Во дворе сменялись дети. Нехама играла в догонялки. И пряталась за трансформаторную будку, когда глупый мальчик или взрослый дурак кричал: «Нехама, немцы!»

Эстер умерла, и Нехаму забрали в больницу. А что было дальше, мама не знала.

Я молчала. Я снова видела песочницу, где пересыпая песок стертых воспоминаний, сидит и плачет Нехама. 

 

ВИВАЛЬДИ

  В музыкальной школе, где училась Татка, уроки аккомпанемента возникали на пути юных музыкантов далеко не сразу, и Татка терпеливо ждала своего  флейтиста или трубача. Но вот преподаватель фортепьяно привел в класс худенького мальчика в роговых очках и сказал, что  отныне играть мы будем вместе.

Мальчик по имени Антон открыл потертый футляр и, погладив тускло мерцающий лак, небрежно произнес:

Это скрипка семнадцатого столетия. Когда-то мой дедушка  привез  её из Италии.

Ощутив имущественную пропасть между людьми, играющими на итальянских смычковых инструментах семнадцатого столетия, и просто людьми, Татка смутилась.  Но преподаватель сказал «с Богом!»   и они заиграли, не подозревая, насколько долгой окажется эта игра.

Играли концерты Вивальди, и  Антона вскоре начали называть «Вивальди», что несомненно льстило ему. Играл Антон ученически добросовестно, бескрыло, а потому страстная красота  музыки Рыжего аббата дошла до Татки много позднее и по милости других музыкантов.

На выпускном экзамене по скрипке Антон получил оценку «четыре» и, не без труда одолев следующие музыкальные университеты, поступил в оркестр оперного театра. Играл он по-прежнему ученически добросовестно, бескрыло, как играют многие, имея при этом надежный кусок хлеба. Но он надоедливо бахвалился своей скрипкой семнадцатого столетия. Он пресмыкался перед корифеями оркестра, нестерпимо завидуя им. Он обижал начинающих замечаниями, полными безмерного превосходства. Музыканты прогнали его.

И так было всюду, где трудился Антон.

Лестное прозвище сохранившееся за ним, звучало все презрительнее. И, мучаясь, и завидуя всем, кто был удачливее его, более всего он завидовал Антонио Вивальди человеку, умершему в чужбинной нищете, человеку, чья посмертная слава настигла душу его через два столетия и затопила планету горячими потоками страсти, изыска и любви к этой планете.

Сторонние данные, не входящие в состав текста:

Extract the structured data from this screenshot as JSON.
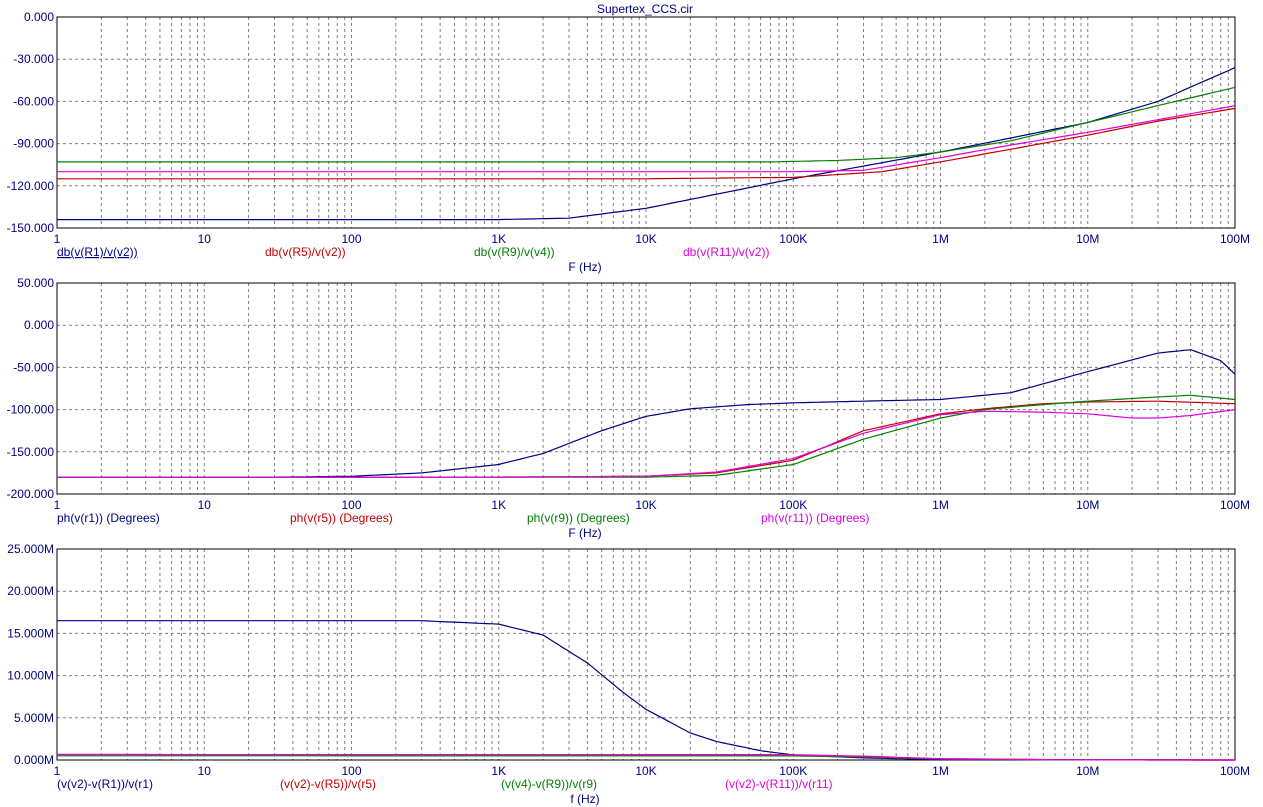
{
  "title": "Supertex_CCS.cir",
  "colors": {
    "blue": "#000080",
    "red": "#c00000",
    "green": "#008000",
    "magenta": "#e000e0",
    "grid": "#808080",
    "axis_text": "#000080"
  },
  "chart_data": [
    {
      "type": "line",
      "xscale": "log",
      "xlim": [
        1,
        100000000
      ],
      "ylim": [
        -150,
        0
      ],
      "xlabel": "F (Hz)",
      "x_ticks": [
        {
          "v": 1,
          "label": "1"
        },
        {
          "v": 10,
          "label": "10"
        },
        {
          "v": 100,
          "label": "100"
        },
        {
          "v": 1000,
          "label": "1K"
        },
        {
          "v": 10000,
          "label": "10K"
        },
        {
          "v": 100000,
          "label": "100K"
        },
        {
          "v": 1000000,
          "label": "1M"
        },
        {
          "v": 10000000,
          "label": "10M"
        },
        {
          "v": 100000000,
          "label": "100M"
        }
      ],
      "y_ticks": [
        {
          "v": 0,
          "label": "0.000"
        },
        {
          "v": -30,
          "label": "-30.000"
        },
        {
          "v": -60,
          "label": "-60.000"
        },
        {
          "v": -90,
          "label": "-90.000"
        },
        {
          "v": -120,
          "label": "-120.000"
        },
        {
          "v": -150,
          "label": "-150.000"
        }
      ],
      "series": [
        {
          "name": "db(v(R1)/v(v2))",
          "color": "#000080",
          "underline": true,
          "x": [
            1,
            100,
            1000,
            3000,
            10000,
            30000,
            100000,
            300000,
            1000000,
            3000000,
            10000000,
            30000000,
            100000000
          ],
          "values": [
            -144,
            -144,
            -144,
            -143,
            -136,
            -126,
            -115,
            -106,
            -96,
            -86,
            -75,
            -60,
            -36
          ]
        },
        {
          "name": "db(v(R5)/v(v2))",
          "color": "#c00000",
          "x": [
            1,
            1000,
            10000,
            100000,
            200000,
            400000,
            1000000,
            3000000,
            10000000,
            30000000,
            100000000
          ],
          "values": [
            -115,
            -115,
            -115,
            -114,
            -112,
            -110,
            -103,
            -94,
            -84,
            -74,
            -65
          ]
        },
        {
          "name": "db(v(R9)/v(v4))",
          "color": "#008000",
          "x": [
            1,
            1000,
            10000,
            70000,
            200000,
            500000,
            1000000,
            3000000,
            10000000,
            30000000,
            100000000
          ],
          "values": [
            -103,
            -103,
            -103,
            -103,
            -102,
            -100,
            -96,
            -88,
            -75,
            -63,
            -50
          ]
        },
        {
          "name": "db(v(R11)/v(v2))",
          "color": "#e000e0",
          "x": [
            1,
            1000,
            10000,
            100000,
            300000,
            1000000,
            3000000,
            10000000,
            30000000,
            100000000
          ],
          "values": [
            -110,
            -110,
            -110,
            -110,
            -109,
            -100,
            -91,
            -82,
            -73,
            -63
          ]
        }
      ]
    },
    {
      "type": "line",
      "xscale": "log",
      "xlim": [
        1,
        100000000
      ],
      "ylim": [
        -200,
        50
      ],
      "xlabel": "F (Hz)",
      "x_ticks": [
        {
          "v": 1,
          "label": "1"
        },
        {
          "v": 10,
          "label": "10"
        },
        {
          "v": 100,
          "label": "100"
        },
        {
          "v": 1000,
          "label": "1K"
        },
        {
          "v": 10000,
          "label": "10K"
        },
        {
          "v": 100000,
          "label": "100K"
        },
        {
          "v": 1000000,
          "label": "1M"
        },
        {
          "v": 10000000,
          "label": "10M"
        },
        {
          "v": 100000000,
          "label": "100M"
        }
      ],
      "y_ticks": [
        {
          "v": 50,
          "label": "50.000"
        },
        {
          "v": 0,
          "label": "0.000"
        },
        {
          "v": -50,
          "label": "-50.000"
        },
        {
          "v": -100,
          "label": "-100.000"
        },
        {
          "v": -150,
          "label": "-150.000"
        },
        {
          "v": -200,
          "label": "-200.000"
        }
      ],
      "series": [
        {
          "name": "ph(v(r1)) (Degrees)",
          "color": "#000080",
          "x": [
            1,
            30,
            100,
            300,
            1000,
            2000,
            5000,
            10000,
            20000,
            50000,
            100000,
            300000,
            1000000,
            3000000,
            10000000,
            30000000,
            50000000,
            80000000,
            100000000
          ],
          "values": [
            -180,
            -180,
            -179,
            -175,
            -165,
            -152,
            -125,
            -108,
            -99,
            -94,
            -92,
            -90,
            -88,
            -80,
            -55,
            -33,
            -29,
            -42,
            -58
          ]
        },
        {
          "name": "ph(v(r5)) (Degrees)",
          "color": "#c00000",
          "x": [
            1,
            1000,
            10000,
            30000,
            100000,
            300000,
            1000000,
            2000000,
            5000000,
            10000000,
            30000000,
            100000000
          ],
          "values": [
            -180,
            -180,
            -179,
            -175,
            -160,
            -125,
            -105,
            -99,
            -93,
            -91,
            -90,
            -93
          ]
        },
        {
          "name": "ph(v(r9)) (Degrees)",
          "color": "#008000",
          "x": [
            1,
            1000,
            10000,
            30000,
            100000,
            300000,
            1000000,
            2000000,
            5000000,
            10000000,
            30000000,
            50000000,
            100000000
          ],
          "values": [
            -180,
            -180,
            -180,
            -178,
            -165,
            -135,
            -110,
            -100,
            -94,
            -90,
            -85,
            -83,
            -88
          ]
        },
        {
          "name": "ph(v(r11)) (Degrees)",
          "color": "#e000e0",
          "x": [
            1,
            1000,
            10000,
            30000,
            100000,
            300000,
            1000000,
            2000000,
            5000000,
            10000000,
            20000000,
            30000000,
            50000000,
            100000000
          ],
          "values": [
            -180,
            -180,
            -179,
            -174,
            -158,
            -128,
            -106,
            -102,
            -103,
            -105,
            -110,
            -110,
            -107,
            -100
          ]
        }
      ]
    },
    {
      "type": "line",
      "xscale": "log",
      "xlim": [
        1,
        100000000
      ],
      "ylim": [
        0,
        25
      ],
      "xlabel": "f (Hz)",
      "x_ticks": [
        {
          "v": 1,
          "label": "1"
        },
        {
          "v": 10,
          "label": "10"
        },
        {
          "v": 100,
          "label": "100"
        },
        {
          "v": 1000,
          "label": "1K"
        },
        {
          "v": 10000,
          "label": "10K"
        },
        {
          "v": 100000,
          "label": "100K"
        },
        {
          "v": 1000000,
          "label": "1M"
        },
        {
          "v": 10000000,
          "label": "10M"
        },
        {
          "v": 100000000,
          "label": "100M"
        }
      ],
      "y_ticks": [
        {
          "v": 25,
          "label": "25.000M"
        },
        {
          "v": 20,
          "label": "20.000M"
        },
        {
          "v": 15,
          "label": "15.000M"
        },
        {
          "v": 10,
          "label": "10.000M"
        },
        {
          "v": 5,
          "label": "5.000M"
        },
        {
          "v": 0,
          "label": "0.000M"
        }
      ],
      "series": [
        {
          "name": "(v(v2)-v(R1))/v(r1)",
          "color": "#000080",
          "x": [
            1,
            100,
            300,
            1000,
            2000,
            4000,
            7000,
            10000,
            20000,
            30000,
            60000,
            100000,
            300000,
            1000000,
            100000000
          ],
          "values": [
            16.5,
            16.5,
            16.5,
            16.1,
            14.8,
            11.5,
            8.0,
            6.0,
            3.2,
            2.2,
            1.1,
            0.6,
            0.25,
            0.05,
            0.0
          ]
        },
        {
          "name": "(v(v2)-v(R5))/v(r5)",
          "color": "#c00000",
          "x": [
            1,
            100000,
            300000,
            1000000,
            10000000,
            100000000
          ],
          "values": [
            0.65,
            0.62,
            0.45,
            0.15,
            0.02,
            0.0
          ]
        },
        {
          "name": "(v(v4)-v(R9))/v(r9)",
          "color": "#008000",
          "x": [
            1,
            100000,
            300000,
            1000000,
            10000000,
            100000000
          ],
          "values": [
            0.5,
            0.48,
            0.35,
            0.12,
            0.01,
            0.0
          ]
        },
        {
          "name": "(v(v2)-v(R11))/v(r11)",
          "color": "#e000e0",
          "x": [
            1,
            100000,
            300000,
            1000000,
            10000000,
            100000000
          ],
          "values": [
            0.65,
            0.6,
            0.42,
            0.13,
            0.01,
            0.0
          ]
        }
      ]
    }
  ]
}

  Нет на свете черной зависти, которая со временем не превратилась бы в лютую ненависть. Время черной зависти прошло, и Антон люто возненавидел Рыжего аббата. И возненавидел свою скрипку семнадцатого столетия. Ненависть к Вивальди и осознание собственного ничтожества перед ним, изо дня в день разрушавшие его личность, приближались к заветной цели.

«Я хочу расстаться с Антоном», – обращалась Татка к умершим своим родителям.

«Нет, за каждым человеком, плох он или хорош, кто-то должен стоять,» – возражали незримые родители. И, не смея ослушаться, Татка продолжала стоять за своим «Вивальди».

«Можно ли, Тоня, не смирившись со скромностью своих возможностей, заливаться вином? Можно ли, Тоня, ненавидеть гения за его величие, ненавидеть бывших своих товарищей за успехи, достигнутые трудом и талантом? Можно ли, Тоня, сживать себя со света, когда все могло бы быть по-другому?…» – говорила мужу Татка.

И, понимая, что он не слышит её, с тоскою глядела на потертый футляр, где в темноте и немоте, изнывала скрипка семнадцатого столетия, не забывшая старый, расшитый золотом лучших времен, камзол, рыжие, рассыпанные по худым плечам, кудри, независимый взгляд  и упругую поступь Вивальди.